Когда началась война и в Ленинграде уже сказывался голод, Альтман как-то пришел в Союз художников, где подкармливали мастеров кисти и резца. «А у вас какое звание?» — полюбопытствовал вахтер. «У меня нет звания, — совершенно спокойно ответил Альтман. — У меня есть имя».
Вот запись Г. М. Козинцева военной поры: «Альтман о званиях и премиях: я просто хотел быть хорошим художником, но теперь это „вопрос меню“». И еще одна запись: «Как в Новосибирске Натан красил таракана серебряной краской — это будет у меня лауреат».
Альтман не обладал волей Фалька, исступленно работавшего в кромешной нищете, но, в отличие от многих мастеров, он не позволил себе писать плохо — он не писал вообще.
Он был неизменно подтянут и элегантен, знал себе цену и дружил лишь с теми, кто понимал, что такое мастерство и подлинный вкус. В Москве это были Эренбурги, в Ленинграде — прежде всего Г. М. Козинцев.
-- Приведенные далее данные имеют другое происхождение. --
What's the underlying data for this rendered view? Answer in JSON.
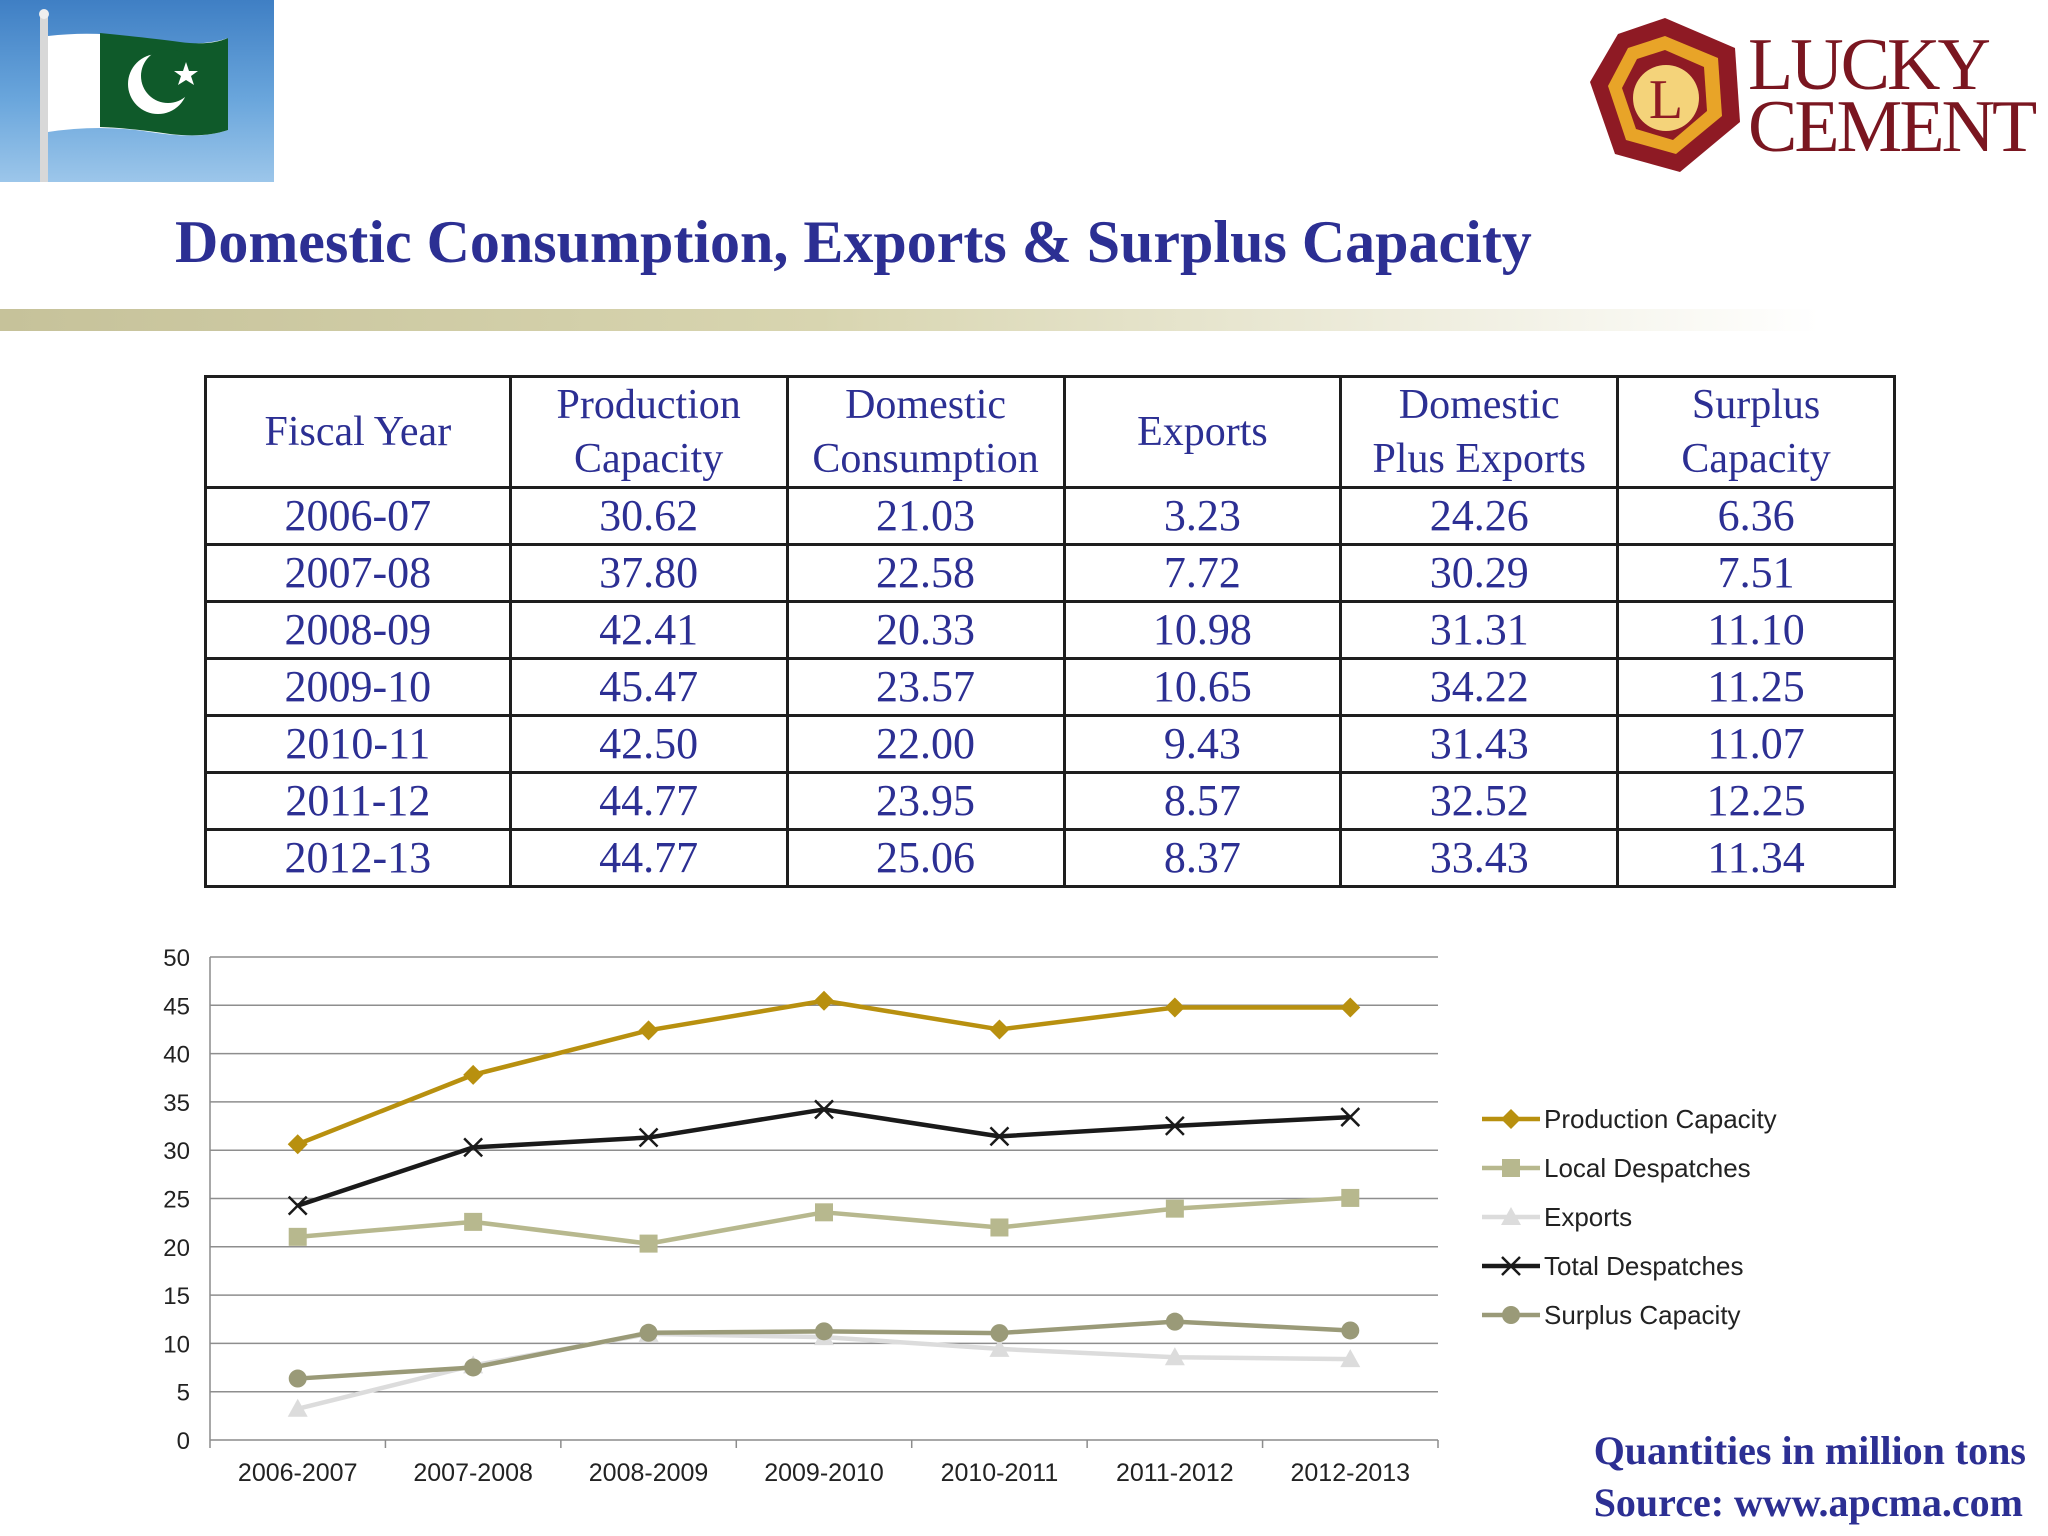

В 1920 году шестнадцатилетний Козинцев учился у Альтмана в Свободных художественных мастерских; теперь разница в возрасте была не столь заметна. Альтман работал с Козинцевым над всеми его театральными шекспировскими постановками. «Король Лир» в БДТ (премьера состоялась перед самой войной, спектакль шел недолго — при бомбежке сгорели декорации); «Отелло» в Александринском театре (премьера в Новосибирске в 1944 году) и, наконец, знаменитый «Гамлет» в Александринском театре — эта премьера 1954 года ознаменовала начало театральной «оттепели», и работа Альтмана была вдохновенной.
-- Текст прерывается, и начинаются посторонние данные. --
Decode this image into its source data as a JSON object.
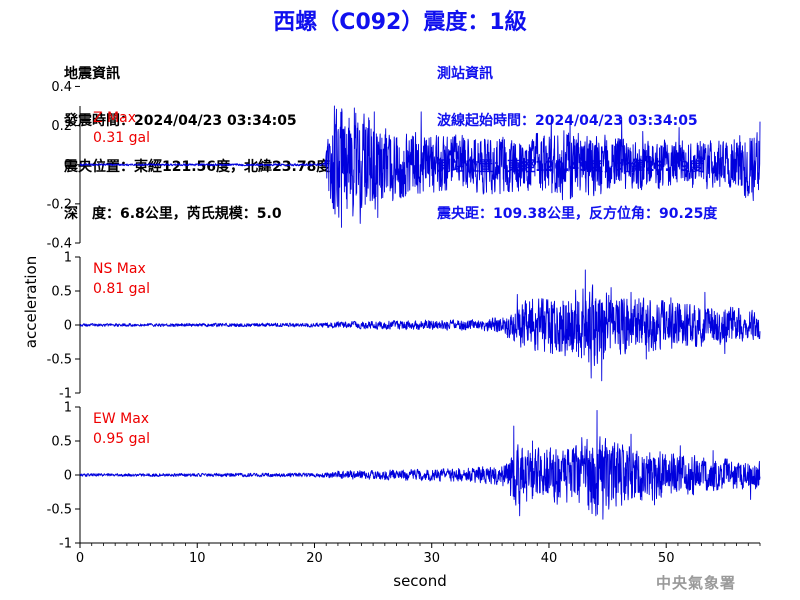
{
  "title": "西螺（C092）震度：1級",
  "quake_info": {
    "heading": "地震資訊",
    "origin_time": "發震時間：2024/04/23 03:34:05",
    "epicenter": "震央位置：東經121.56度，北緯23.78度",
    "depth_magnitude": "深　度：6.8公里，芮氏規模：5.0"
  },
  "station_info": {
    "heading": "測站資訊",
    "wave_start": "波線起始時間：2024/04/23 03:34:05",
    "station_location": "測站位置：東經120.49度，北緯23.79度",
    "distance": "震央距：109.38公里，反方位角：90.25度"
  },
  "organization": "中央氣象署",
  "colors": {
    "trace": "#0000dd",
    "max_label": "#ee0000",
    "title": "#1010ee",
    "axis": "#000000"
  },
  "chart_data": [
    {
      "type": "line",
      "component": "Z",
      "max_label": "Z Max",
      "max_value": "0.31 gal",
      "ylim": [
        -0.4,
        0.3
      ],
      "yticks": [
        -0.4,
        -0.2,
        0,
        0.2,
        0.4
      ],
      "ytick_labels": [
        "-0.4",
        "-0.2",
        "0",
        "0.2",
        "0.4"
      ],
      "envelope": [
        {
          "t": 0,
          "a": 0.005
        },
        {
          "t": 20.8,
          "a": 0.006
        },
        {
          "t": 21.0,
          "a": 0.08
        },
        {
          "t": 21.6,
          "a": 0.28
        },
        {
          "t": 23.0,
          "a": 0.3
        },
        {
          "t": 26,
          "a": 0.2
        },
        {
          "t": 29,
          "a": 0.16
        },
        {
          "t": 33,
          "a": 0.15
        },
        {
          "t": 38,
          "a": 0.15
        },
        {
          "t": 41,
          "a": 0.18
        },
        {
          "t": 45,
          "a": 0.15
        },
        {
          "t": 50,
          "a": 0.13
        },
        {
          "t": 55,
          "a": 0.12
        },
        {
          "t": 58,
          "a": 0.2
        }
      ],
      "peaks": [
        {
          "t": 21.7,
          "v": 0.3
        },
        {
          "t": 22.3,
          "v": -0.32
        },
        {
          "t": 23.4,
          "v": 0.29
        },
        {
          "t": 23.9,
          "v": -0.3
        },
        {
          "t": 25.1,
          "v": 0.27
        },
        {
          "t": 25.4,
          "v": -0.27
        },
        {
          "t": 29.1,
          "v": 0.27
        },
        {
          "t": 32.6,
          "v": 0.15
        },
        {
          "t": 40.2,
          "v": 0.23
        },
        {
          "t": 41.8,
          "v": 0.24
        },
        {
          "t": 46.2,
          "v": 0.24
        },
        {
          "t": 48.0,
          "v": 0.17
        },
        {
          "t": 51.1,
          "v": 0.19
        },
        {
          "t": 58.0,
          "v": 0.22
        },
        {
          "t": 57.3,
          "v": -0.14
        }
      ]
    },
    {
      "type": "line",
      "component": "NS",
      "max_label": "NS Max",
      "max_value": "0.81 gal",
      "ylim": [
        -1,
        1
      ],
      "yticks": [
        -1,
        -0.5,
        0,
        0.5,
        1
      ],
      "ytick_labels": [
        "-1",
        "-0.5",
        "0",
        "0.5",
        "1"
      ],
      "envelope": [
        {
          "t": 0,
          "a": 0.02
        },
        {
          "t": 20.5,
          "a": 0.03
        },
        {
          "t": 22,
          "a": 0.05
        },
        {
          "t": 28,
          "a": 0.07
        },
        {
          "t": 34,
          "a": 0.08
        },
        {
          "t": 36,
          "a": 0.12
        },
        {
          "t": 37.5,
          "a": 0.35
        },
        {
          "t": 40,
          "a": 0.4
        },
        {
          "t": 42.5,
          "a": 0.55
        },
        {
          "t": 44,
          "a": 0.6
        },
        {
          "t": 46,
          "a": 0.45
        },
        {
          "t": 50,
          "a": 0.35
        },
        {
          "t": 54,
          "a": 0.3
        },
        {
          "t": 58,
          "a": 0.2
        }
      ],
      "peaks": [
        {
          "t": 37.3,
          "v": 0.45
        },
        {
          "t": 38.6,
          "v": 0.38
        },
        {
          "t": 40.3,
          "v": -0.42
        },
        {
          "t": 43.1,
          "v": 0.81
        },
        {
          "t": 43.6,
          "v": -0.78
        },
        {
          "t": 44.5,
          "v": -0.82
        },
        {
          "t": 45.3,
          "v": 0.55
        },
        {
          "t": 47.0,
          "v": 0.48
        },
        {
          "t": 48.3,
          "v": -0.5
        },
        {
          "t": 50.4,
          "v": 0.4
        },
        {
          "t": 53.3,
          "v": 0.48
        },
        {
          "t": 55.0,
          "v": -0.42
        }
      ]
    },
    {
      "type": "line",
      "component": "EW",
      "max_label": "EW Max",
      "max_value": "0.95 gal",
      "ylim": [
        -1,
        1
      ],
      "yticks": [
        -1,
        -0.5,
        0,
        0.5,
        1
      ],
      "ytick_labels": [
        "-1",
        "-0.5",
        "0",
        "0.5",
        "1"
      ],
      "envelope": [
        {
          "t": 0,
          "a": 0.02
        },
        {
          "t": 20.5,
          "a": 0.03
        },
        {
          "t": 22,
          "a": 0.06
        },
        {
          "t": 28,
          "a": 0.08
        },
        {
          "t": 33,
          "a": 0.1
        },
        {
          "t": 36,
          "a": 0.15
        },
        {
          "t": 37.2,
          "a": 0.45
        },
        {
          "t": 39,
          "a": 0.4
        },
        {
          "t": 42,
          "a": 0.4
        },
        {
          "t": 44,
          "a": 0.6
        },
        {
          "t": 46,
          "a": 0.45
        },
        {
          "t": 50,
          "a": 0.35
        },
        {
          "t": 54,
          "a": 0.25
        },
        {
          "t": 58,
          "a": 0.2
        }
      ],
      "peaks": [
        {
          "t": 37.0,
          "v": 0.72
        },
        {
          "t": 37.5,
          "v": -0.6
        },
        {
          "t": 38.6,
          "v": 0.5
        },
        {
          "t": 40.7,
          "v": -0.43
        },
        {
          "t": 42.8,
          "v": 0.55
        },
        {
          "t": 44.1,
          "v": 0.95
        },
        {
          "t": 44.6,
          "v": -0.65
        },
        {
          "t": 47.0,
          "v": 0.6
        },
        {
          "t": 49.0,
          "v": -0.44
        },
        {
          "t": 51.2,
          "v": 0.43
        },
        {
          "t": 54.0,
          "v": 0.36
        },
        {
          "t": 57.2,
          "v": -0.36
        }
      ]
    }
  ],
  "x_axis": {
    "label": "second",
    "xlim": [
      0,
      58
    ],
    "ticks": [
      0,
      10,
      20,
      30,
      40,
      50
    ],
    "tick_labels": [
      "0",
      "10",
      "20",
      "30",
      "40",
      "50"
    ]
  },
  "y_axis_label": "acceleration"
}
К 80-летию Альтмана в Москве вспомнили о художнике, некогда рисовавшем в Кремле Ленина, и, несмотря на совершенно недостаточную общественную работу и сугубо неарийское имя, все-таки присвоили ему звание заслуженного художника РСФСР (ушлые бездари этих лавров благополучно достигали к пятидесяти). Когда курьер принес Альтману правительственную телеграмму с пустыми словами поздравления, он ничего не сказал, только смял несчастный листок в кулаке и бросил на пол… Впрочем, другой подарок Альтман принял охотно: ему позволили ретроспективную выставку. Она и посейчас памятна многим. Альтман ежедневно приходил на улицу Герцена помолодевший и стройный, и видеть его самого на фоне его волшебных холстов было незабываемой радостью.
Натан Альтман.
Париж, 1928 г.
Фото И. Эренбурга
Н. И. Альтман с Л. М. Козинцевой-Эренбург и обезьяной Федькой.
Париж, 1928 г.
Фото И. Эренбурга
Серж Фотинский — парижский художник
О существовании французского художника, выходца из России Сержа Фотинского послевоенные русские читатели узнали из мемуаров Ильи Эренбурга «Люди, годы, жизнь» еще в 1960 году — сначала он был упомянут в длинном и пестром списке посетителей легендарного парижского (точнее даже — монпарнасского) кафе «Ротонда», а затем последовал краткий, но, как всегда у Эренбурга, выразительный портрет: «Художник Серж, или Сергей Фотинский, приехал в Париж задолго до меня. Как все, он голодал, как все, писал пейзажи и свято верил в искусство. Он женился на француженке, но всегда говорил „у нас в России“; получил советский паспорт. Это человек очень добрый и восторженный…» Я обрываю это краткое повествование и обращаю внимание читателей на слова о приезде Фотинского в Париж: «задолго до меня». Эренбург, как известно, приехал в Париж в декабре 1908 года. Когда же приехал Фотинский?
Единственная изданная в России книга (помимо «Люди, годы, жизнь»), где я встретил упоминания о Фотинском, — больших размеров монография-альбом В. М. Полевого «Двадцать лет французской графики». В аннотированном указателе сообщается, что Фотинский приехал во Францию в 1908 году, а в тексте книги (с. 89) — что это произошло в 1907-м. Сомнительно и то и другое. Ясность в этом вопросе, равно как и уникальная информация о том, как Фотинский попал во Францию, пришла нежданно-негаданно.